In the end, the missing link in the story was found through more humble means - hotel swipe cards. Data from the cards showed that the worker used a lift minutes after the traveller, and possibly contracted the virus by touching a surface, like an elevator button.
On top of the new, innovative detective work, some of the existing testing methods have been ramped up and are now operating at far greater capacity. Diagnostic testing of nose and throat swabs has reached 26,000 a day.
"The numbers were absolutely off the scale," said Bryan Raill, a medical laboratory scientist at Middlemore Hospital. Staff at his lab were working into the early hours of the morning to process up to 3000 samples a day, any one of which could be the clue to preventing a resurgence of a pandemic in New Zealand.
Labs have increasingly used a technique known as "pooling", in which up to eight samples are mixed together and tested at once. If it comes back negative, all the samples are negative. If it's positive, the samples are tested again individually.
"It's like this," said Raill. "If you are at Sylvia Park shopping mall and you've lost your 5-year-old boy. There's lots of lost 5-year-olds but he's got a yellow pirate hat on.

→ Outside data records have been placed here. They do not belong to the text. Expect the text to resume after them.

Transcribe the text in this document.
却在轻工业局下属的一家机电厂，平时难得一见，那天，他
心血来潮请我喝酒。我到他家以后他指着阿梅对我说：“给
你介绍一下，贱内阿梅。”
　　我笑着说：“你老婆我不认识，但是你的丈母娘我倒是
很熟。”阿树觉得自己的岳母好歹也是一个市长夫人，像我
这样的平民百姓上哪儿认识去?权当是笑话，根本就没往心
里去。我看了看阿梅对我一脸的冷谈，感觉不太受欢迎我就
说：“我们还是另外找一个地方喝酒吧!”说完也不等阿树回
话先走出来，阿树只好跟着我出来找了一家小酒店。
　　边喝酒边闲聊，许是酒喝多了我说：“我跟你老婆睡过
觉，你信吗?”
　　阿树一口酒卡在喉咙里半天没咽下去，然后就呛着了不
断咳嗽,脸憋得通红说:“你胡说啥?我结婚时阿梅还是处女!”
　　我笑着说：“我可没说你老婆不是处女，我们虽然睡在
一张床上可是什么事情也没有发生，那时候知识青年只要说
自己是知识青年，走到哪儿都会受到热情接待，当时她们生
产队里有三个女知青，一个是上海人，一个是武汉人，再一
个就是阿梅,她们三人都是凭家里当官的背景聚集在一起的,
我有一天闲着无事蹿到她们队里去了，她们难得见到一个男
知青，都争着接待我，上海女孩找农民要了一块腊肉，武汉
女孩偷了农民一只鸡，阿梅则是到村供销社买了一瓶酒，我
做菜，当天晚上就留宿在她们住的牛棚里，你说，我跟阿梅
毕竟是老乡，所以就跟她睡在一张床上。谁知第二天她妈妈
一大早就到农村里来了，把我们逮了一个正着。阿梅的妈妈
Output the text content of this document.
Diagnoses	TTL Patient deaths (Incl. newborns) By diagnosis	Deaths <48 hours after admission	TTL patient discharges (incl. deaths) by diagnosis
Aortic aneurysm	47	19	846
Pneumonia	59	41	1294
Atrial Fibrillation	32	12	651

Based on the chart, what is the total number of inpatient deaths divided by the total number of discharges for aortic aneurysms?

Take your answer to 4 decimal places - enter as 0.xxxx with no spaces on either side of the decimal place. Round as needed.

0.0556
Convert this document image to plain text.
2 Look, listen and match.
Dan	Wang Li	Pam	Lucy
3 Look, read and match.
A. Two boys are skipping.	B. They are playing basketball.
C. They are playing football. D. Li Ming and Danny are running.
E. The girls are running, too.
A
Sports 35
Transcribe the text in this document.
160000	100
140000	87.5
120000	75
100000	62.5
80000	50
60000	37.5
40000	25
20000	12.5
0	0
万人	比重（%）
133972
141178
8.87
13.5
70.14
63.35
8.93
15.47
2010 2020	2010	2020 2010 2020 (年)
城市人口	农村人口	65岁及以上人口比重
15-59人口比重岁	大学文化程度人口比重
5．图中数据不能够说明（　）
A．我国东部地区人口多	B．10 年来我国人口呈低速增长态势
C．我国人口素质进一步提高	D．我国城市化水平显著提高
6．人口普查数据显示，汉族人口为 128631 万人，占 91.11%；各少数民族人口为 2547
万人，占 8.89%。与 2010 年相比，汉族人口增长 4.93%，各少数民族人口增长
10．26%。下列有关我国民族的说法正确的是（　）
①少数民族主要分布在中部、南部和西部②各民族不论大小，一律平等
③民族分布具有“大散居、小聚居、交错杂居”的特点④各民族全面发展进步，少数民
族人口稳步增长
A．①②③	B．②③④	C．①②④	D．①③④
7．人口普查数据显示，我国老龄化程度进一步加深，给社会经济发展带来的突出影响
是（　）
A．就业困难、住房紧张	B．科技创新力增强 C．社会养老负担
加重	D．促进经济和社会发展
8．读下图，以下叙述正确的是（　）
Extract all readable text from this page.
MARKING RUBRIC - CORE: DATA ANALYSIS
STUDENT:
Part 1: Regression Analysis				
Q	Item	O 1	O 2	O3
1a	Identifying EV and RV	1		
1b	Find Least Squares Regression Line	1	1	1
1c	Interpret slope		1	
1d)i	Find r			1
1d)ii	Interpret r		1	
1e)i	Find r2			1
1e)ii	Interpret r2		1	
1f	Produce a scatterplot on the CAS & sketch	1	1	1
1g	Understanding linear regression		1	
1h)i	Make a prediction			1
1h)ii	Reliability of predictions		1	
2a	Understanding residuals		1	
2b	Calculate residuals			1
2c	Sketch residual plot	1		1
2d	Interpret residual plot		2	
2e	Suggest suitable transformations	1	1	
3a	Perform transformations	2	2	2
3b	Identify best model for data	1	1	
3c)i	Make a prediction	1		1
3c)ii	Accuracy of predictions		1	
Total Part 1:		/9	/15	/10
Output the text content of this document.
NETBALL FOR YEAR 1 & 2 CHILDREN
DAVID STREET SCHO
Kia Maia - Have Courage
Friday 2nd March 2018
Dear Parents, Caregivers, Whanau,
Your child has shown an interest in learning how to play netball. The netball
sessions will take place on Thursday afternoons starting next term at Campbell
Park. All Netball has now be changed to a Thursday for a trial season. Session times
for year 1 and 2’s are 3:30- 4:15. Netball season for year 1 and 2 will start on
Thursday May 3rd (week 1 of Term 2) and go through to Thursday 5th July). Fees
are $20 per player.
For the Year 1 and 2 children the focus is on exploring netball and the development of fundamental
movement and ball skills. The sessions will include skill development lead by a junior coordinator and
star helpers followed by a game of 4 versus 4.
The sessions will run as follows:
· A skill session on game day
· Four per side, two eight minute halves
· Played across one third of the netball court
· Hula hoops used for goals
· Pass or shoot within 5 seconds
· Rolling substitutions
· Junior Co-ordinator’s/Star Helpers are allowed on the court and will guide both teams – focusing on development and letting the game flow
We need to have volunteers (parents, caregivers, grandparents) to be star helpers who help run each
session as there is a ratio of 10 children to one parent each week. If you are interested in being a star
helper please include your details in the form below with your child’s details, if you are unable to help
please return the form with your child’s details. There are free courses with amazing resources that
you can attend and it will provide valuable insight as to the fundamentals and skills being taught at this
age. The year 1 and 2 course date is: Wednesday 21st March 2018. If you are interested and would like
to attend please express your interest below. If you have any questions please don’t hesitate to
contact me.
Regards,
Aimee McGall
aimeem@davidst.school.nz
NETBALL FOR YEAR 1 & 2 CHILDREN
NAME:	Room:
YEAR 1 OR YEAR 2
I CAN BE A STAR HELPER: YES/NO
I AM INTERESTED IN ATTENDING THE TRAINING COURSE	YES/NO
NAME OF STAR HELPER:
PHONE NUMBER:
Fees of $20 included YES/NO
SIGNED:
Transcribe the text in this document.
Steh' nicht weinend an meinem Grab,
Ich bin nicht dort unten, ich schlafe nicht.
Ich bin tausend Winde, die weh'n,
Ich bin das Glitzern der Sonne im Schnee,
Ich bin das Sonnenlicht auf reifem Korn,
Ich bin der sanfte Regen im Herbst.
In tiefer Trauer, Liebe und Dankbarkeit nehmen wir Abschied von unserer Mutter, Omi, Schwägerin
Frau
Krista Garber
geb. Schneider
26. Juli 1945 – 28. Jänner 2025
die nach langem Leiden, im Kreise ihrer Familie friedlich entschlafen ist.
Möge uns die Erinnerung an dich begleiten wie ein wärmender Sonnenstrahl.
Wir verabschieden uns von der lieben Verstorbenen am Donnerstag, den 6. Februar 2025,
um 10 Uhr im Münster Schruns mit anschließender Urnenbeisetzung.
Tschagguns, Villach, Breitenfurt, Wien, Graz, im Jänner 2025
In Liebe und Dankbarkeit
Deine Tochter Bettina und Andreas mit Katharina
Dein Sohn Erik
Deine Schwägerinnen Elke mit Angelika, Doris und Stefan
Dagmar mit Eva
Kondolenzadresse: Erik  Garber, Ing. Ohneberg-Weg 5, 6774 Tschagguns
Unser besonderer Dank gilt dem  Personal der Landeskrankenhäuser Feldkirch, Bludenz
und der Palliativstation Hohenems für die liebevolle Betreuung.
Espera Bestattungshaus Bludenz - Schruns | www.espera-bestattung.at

"You can amplify that so suddenly you've got dozens of copies of him with yellow hats on - how easy he becomes to spot. And that's what we do with viral fragments - ramp up the numbers so you get a signal."
Despite the growing, diversifying hunt for the source of infection, the mystery of where it came from lingers on.
"We're running out of methods now," Baker said.
While it would not assist with the current investigation, he said further measures could be used to detect the source of infection in future, including a Covid Card which people carry in their wallet and which detects any close contact with positive cases.
Sometimes the task of tracking the microscopic source of the latest outbreak weighs on scientists. It can be daunting, sighed Siouxsie Wiles: "It is a tricky damn virus."
It is more difficult than finding a needle in a haystack or a grain of sand on a beach. The average diameter of the virus is 120 nanometers. A human hair is about 75,000 nanometers. Somewhere in Auckland, a particle that size could be fading inside an oblivious person's respiratory tract, the hidden piece of the puzzle which could help prevent another pandemic outbreak in New Zealand.
"It's quite possible we may never know the origin," Geoghegan said. "We're looking back in time now. But we'll keep looking. We'll keep looking for clues."